According to the investigative report by Ron Suskind, an informant close to al-Qaida leaders told U.S. officials that Ayman al-Zawahri had canceled the plan in January 2003, despite the likelihood that the strike would have killed as many people as the Sept. 11 attacks.
The informant said the operatives had planned to use a small, easily concealed device to release hydrogen cyanide into multiple subway cars.

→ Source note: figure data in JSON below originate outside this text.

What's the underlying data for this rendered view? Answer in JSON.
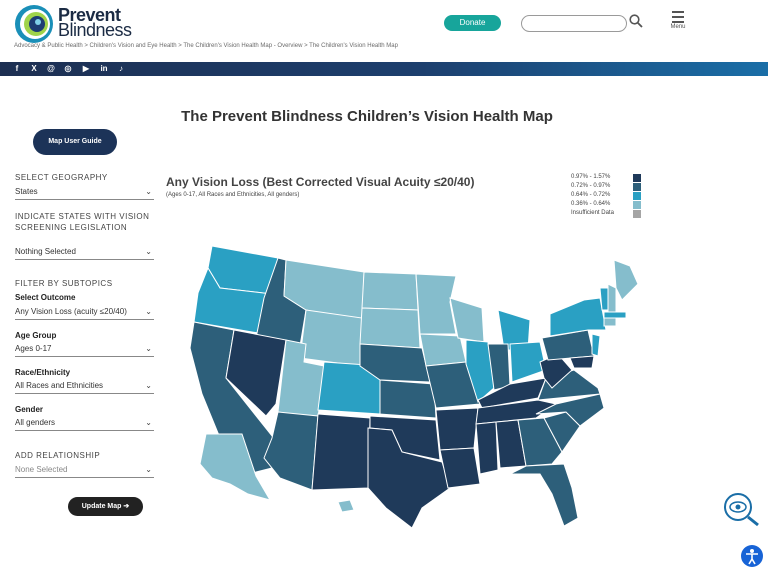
{
  "header": {
    "logo_line1": "Prevent",
    "logo_line2": "Blindness",
    "breadcrumb": "Advocacy & Public Health > Children's Vision and Eye Health > The Children's Vision Health Map - Overview > The Children's Vision Health Map",
    "donate_label": "Donate",
    "search_placeholder": "",
    "menu_label": "Menu"
  },
  "social": {
    "icons": [
      "facebook-icon",
      "x-icon",
      "threads-icon",
      "instagram-icon",
      "youtube-icon",
      "linkedin-icon",
      "tiktok-icon"
    ],
    "glyphs": [
      "f",
      "X",
      "@",
      "◎",
      "▶",
      "in",
      "♪"
    ]
  },
  "page_title": "The Prevent Blindness Children’s Vision Health Map",
  "sidebar": {
    "guide_button": "Map User Guide",
    "geography_label": "SELECT GEOGRAPHY",
    "geography_value": "States",
    "legislation_label_line1": "INDICATE STATES WITH VISION",
    "legislation_label_line2": "SCREENING LEGISLATION",
    "legislation_value": "Nothing Selected",
    "subtopics_label": "FILTER BY SUBTOPICS",
    "outcome_label": "Select Outcome",
    "outcome_value": "Any Vision Loss (acuity ≤20/40)",
    "age_label": "Age Group",
    "age_value": "Ages 0-17",
    "race_label": "Race/Ethnicity",
    "race_value": "All Races and Ethnicities",
    "gender_label": "Gender",
    "gender_value": "All genders",
    "relationship_label": "ADD RELATIONSHIP",
    "relationship_value": "None Selected",
    "update_button": "Update Map ➔"
  },
  "map": {
    "title": "Any Vision Loss (Best Corrected Visual Acuity ≤20/40)",
    "subtitle": "(Ages 0-17, All Races and Ethnicities, All genders)",
    "legend": [
      {
        "label": "0.97% - 1.57%",
        "color": "#1f3a5a"
      },
      {
        "label": "0.72% - 0.97%",
        "color": "#2d5f7a"
      },
      {
        "label": "0.64% - 0.72%",
        "color": "#2aa0c3"
      },
      {
        "label": "0.36% - 0.64%",
        "color": "#85bdcc"
      },
      {
        "label": "Insufficient Data",
        "color": "#a5a5a5"
      }
    ]
  },
  "colors": {
    "brand_navy": "#1c3358",
    "brand_teal": "#17a59b",
    "accessibility_blue": "#1763d6"
  }
}
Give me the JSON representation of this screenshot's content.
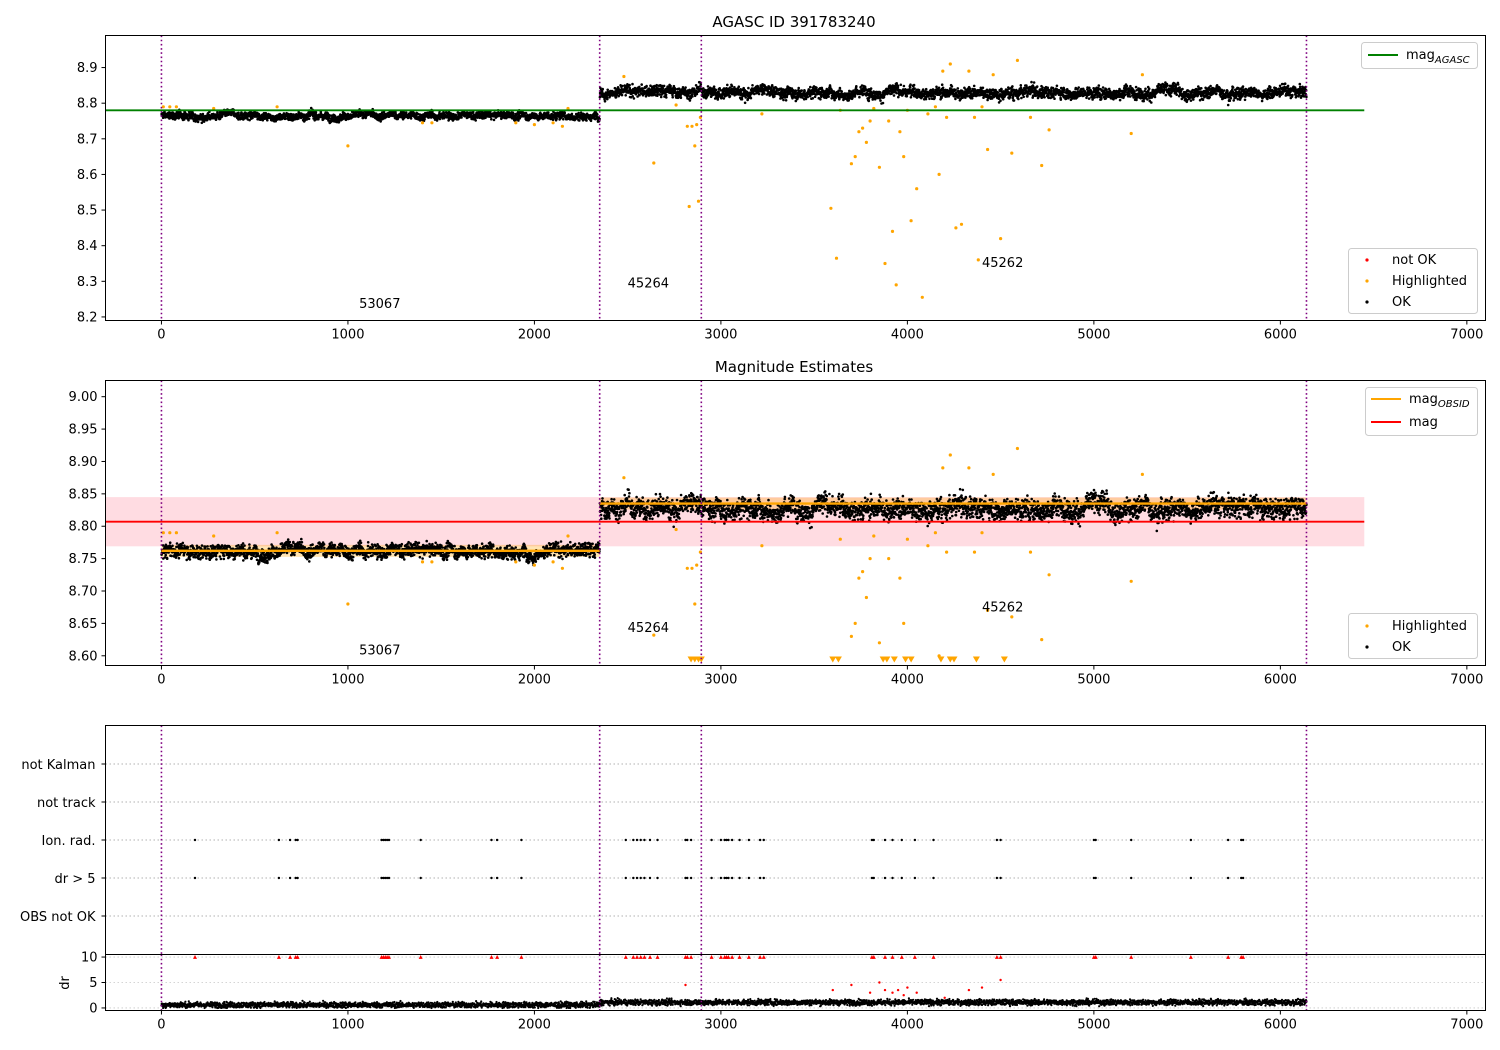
{
  "chart_data": [
    {
      "type": "scatter",
      "title": "AGASC ID 391783240",
      "xlim": [
        -300,
        7100
      ],
      "ylim": [
        8.19,
        8.99
      ],
      "xticks": [
        0,
        1000,
        2000,
        3000,
        4000,
        5000,
        6000,
        7000
      ],
      "yticks": [
        8.2,
        8.3,
        8.4,
        8.5,
        8.6,
        8.7,
        8.8,
        8.9
      ],
      "vlines": [
        0,
        2350,
        2895,
        6140
      ],
      "hlines": [
        {
          "name": "mag_AGASC",
          "y": 8.78,
          "x": [
            0,
            6450
          ],
          "color": "#008000"
        }
      ],
      "segments": [
        {
          "x": [
            0,
            2350
          ],
          "mean": 8.765,
          "scatter": 0.012
        },
        {
          "x": [
            2350,
            6140
          ],
          "mean": 8.832,
          "scatter": 0.018
        }
      ],
      "annotations": [
        {
          "text": "53067",
          "x": 1060,
          "y": 8.225
        },
        {
          "text": "45264",
          "x": 2500,
          "y": 8.282
        },
        {
          "text": "45262",
          "x": 4400,
          "y": 8.34
        }
      ],
      "highlighted": {
        "x": [
          10,
          45,
          80,
          280,
          620,
          1000,
          1400,
          1450,
          1900,
          2000,
          2100,
          2150,
          2180,
          2480,
          2640,
          2760,
          2820,
          2830,
          2845,
          2860,
          2870,
          2880,
          2890,
          3220,
          3590,
          3620,
          3640,
          3700,
          3720,
          3740,
          3760,
          3780,
          3800,
          3820,
          3850,
          3880,
          3900,
          3920,
          3940,
          3960,
          3980,
          4000,
          4020,
          4050,
          4080,
          4110,
          4150,
          4170,
          4190,
          4210,
          4230,
          4260,
          4290,
          4330,
          4360,
          4380,
          4400,
          4430,
          4460,
          4500,
          4560,
          4590,
          4660,
          4720,
          4760,
          5200,
          5260
        ],
        "y": [
          8.79,
          8.79,
          8.79,
          8.785,
          8.79,
          8.68,
          8.745,
          8.745,
          8.745,
          8.74,
          8.745,
          8.735,
          8.785,
          8.875,
          8.632,
          8.795,
          8.735,
          8.51,
          8.735,
          8.68,
          8.74,
          8.525,
          8.76,
          8.77,
          8.505,
          8.365,
          8.78,
          8.63,
          8.65,
          8.72,
          8.73,
          8.69,
          8.75,
          8.785,
          8.62,
          8.35,
          8.75,
          8.44,
          8.29,
          8.72,
          8.65,
          8.78,
          8.47,
          8.56,
          8.255,
          8.77,
          8.79,
          8.6,
          8.89,
          8.76,
          8.91,
          8.45,
          8.46,
          8.89,
          8.76,
          8.36,
          8.79,
          8.67,
          8.88,
          8.42,
          8.66,
          8.92,
          8.76,
          8.625,
          8.725,
          8.715,
          8.88
        ]
      },
      "legend_top": {
        "entries": [
          "mag_AGASC"
        ],
        "placement": "top-right"
      },
      "legend_bottom": {
        "entries": [
          "not OK",
          "Highlighted",
          "OK"
        ],
        "placement": "bottom-right"
      }
    },
    {
      "type": "scatter",
      "title": "Magnitude Estimates",
      "xlim": [
        -300,
        7100
      ],
      "ylim": [
        8.585,
        9.025
      ],
      "xticks": [
        0,
        1000,
        2000,
        3000,
        4000,
        5000,
        6000,
        7000
      ],
      "yticks": [
        8.6,
        8.65,
        8.7,
        8.75,
        8.8,
        8.85,
        8.9,
        8.95,
        9.0
      ],
      "vlines": [
        0,
        2350,
        2895,
        6140
      ],
      "mag_line": {
        "name": "mag",
        "y": 8.807,
        "band": [
          8.769,
          8.845
        ],
        "x": [
          0,
          6450
        ]
      },
      "obsid_lines": [
        {
          "x": [
            0,
            2350
          ],
          "y": 8.762
        },
        {
          "x": [
            2350,
            6140
          ],
          "y": 8.835
        }
      ],
      "below_range_markers_x": [
        2840,
        2860,
        2880,
        2895,
        3600,
        3630,
        3870,
        3890,
        3930,
        3990,
        4020,
        4180,
        4230,
        4250,
        4370,
        4520
      ],
      "annotations": [
        {
          "text": "53067",
          "x": 1060,
          "y": 8.602
        },
        {
          "text": "45264",
          "x": 2500,
          "y": 8.637
        },
        {
          "text": "45262",
          "x": 4400,
          "y": 8.668
        }
      ],
      "legend_top": {
        "entries": [
          "mag_OBSID",
          "mag"
        ],
        "placement": "top-right"
      },
      "legend_bottom": {
        "entries": [
          "Highlighted",
          "OK"
        ],
        "placement": "bottom-right"
      }
    },
    {
      "type": "scatter",
      "xlim": [
        -300,
        7100
      ],
      "categories": [
        "not Kalman",
        "not track",
        "Ion. rad.",
        "dr > 5",
        "OBS not OK"
      ],
      "xticks": [
        0,
        1000,
        2000,
        3000,
        4000,
        5000,
        6000,
        7000
      ],
      "vlines": [
        0,
        2350,
        2895,
        6140
      ],
      "flag_x": [
        180,
        630,
        690,
        720,
        730,
        1180,
        1190,
        1200,
        1210,
        1220,
        1390,
        1770,
        1800,
        1930,
        2490,
        2530,
        2550,
        2570,
        2590,
        2620,
        2660,
        2810,
        2820,
        2840,
        2950,
        3000,
        3020,
        3030,
        3040,
        3060,
        3100,
        3150,
        3210,
        3230,
        3810,
        3820,
        3880,
        3920,
        3970,
        4040,
        4140,
        4480,
        4500,
        5000,
        5010,
        5200,
        5520,
        5720,
        5790,
        5800
      ],
      "flagged_rows": [
        "Ion. rad.",
        "dr > 5"
      ]
    },
    {
      "type": "scatter",
      "ylabel": "dr",
      "xlim": [
        -300,
        7100
      ],
      "ylim": [
        -0.5,
        10.5
      ],
      "yticks": [
        0,
        5,
        10
      ],
      "xticks": [
        0,
        1000,
        2000,
        3000,
        4000,
        5000,
        6000,
        7000
      ],
      "vlines": [
        0,
        2350,
        2895,
        6140
      ],
      "flag_row_y": 10,
      "flag_x": [
        180,
        630,
        690,
        720,
        730,
        1180,
        1190,
        1200,
        1210,
        1220,
        1390,
        1770,
        1800,
        1930,
        2490,
        2530,
        2550,
        2570,
        2590,
        2620,
        2660,
        2810,
        2820,
        2840,
        2950,
        3000,
        3020,
        3030,
        3040,
        3060,
        3100,
        3150,
        3210,
        3230,
        3810,
        3820,
        3880,
        3920,
        3970,
        4040,
        4140,
        4480,
        4500,
        5000,
        5010,
        5200,
        5520,
        5720,
        5790,
        5800
      ],
      "red_points": {
        "x": [
          2810,
          3600,
          3700,
          3800,
          3850,
          3880,
          3920,
          3950,
          3980,
          4000,
          4050,
          4200,
          4330,
          4400,
          4500
        ],
        "y": [
          4.5,
          3.5,
          4.5,
          3.0,
          5.0,
          3.5,
          3.0,
          3.5,
          2.5,
          4.0,
          3.0,
          2.0,
          3.5,
          4.0,
          5.5
        ]
      },
      "baseline": {
        "x": [
          0,
          6140
        ],
        "mean": 0.6,
        "scatter": 0.4
      }
    }
  ],
  "labels": {
    "title1": "AGASC ID 391783240",
    "title2": "Magnitude Estimates",
    "ylabel4": "dr",
    "leg1_mag": "mag",
    "leg1_sub": "AGASC",
    "leg1_notok": "not OK",
    "leg1_high": "Highlighted",
    "leg1_ok": "OK",
    "leg2_mag": "mag",
    "leg2_sub": "OBSID",
    "leg2_mag2": "mag",
    "leg2_high": "Highlighted",
    "leg2_ok": "OK"
  },
  "colors": {
    "ok": "#000000",
    "highlighted": "#ffa500",
    "not_ok": "#ff0000",
    "vline": "#800080",
    "agasc": "#008000",
    "mag": "#ff0000",
    "band": "#ffc0cb",
    "obsid": "#ffa500"
  }
}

U.S. officials had already discovered plans for the device on the hard drive of a computer of a Bahraini jihadist arrested in February 2003, and they had been able to construct a working model from the plans.
The easy-to-make device, called “the mubtakkar,” meaning “invention” in Arabic or “initiative” in Farsi, represented a breakthrough in weapons technology that “was the equivalent of splitting the atom,” Suskind writes in his book. All previous attempts to use the deadly gas, similar to that used in Holocaust-era gas chambers, in mass attacks had failed.
The FBI declined to confirm the details of Suskind’s account.
A New York Police Department spokesman said authorities had known of the planned attack. “We were aware of the plot and took appropriate precaution,” Paul Browne told The Associated Press.
According to the report, President Bush was shown a model of the weapon in March 2003 and ordered alerts sent through the U.S. government. When intelligence arrived that al-Zawahri had called off the attack, Bush worried that something worse was in the works, Suskind writes.
“What has been concluded for the most part is this: al-Qaida’s thinking is that a second-wave attack should be more destructive and more disruptive than 9/11,” Suskind told the magazine in an interview.
The excerpt of Suskind’s book, “The One Percent Doctrine,” appears in Time’s most recent issue. Suskind is a former Pulitzer Prize-winning reporter for The Wall Street Journal.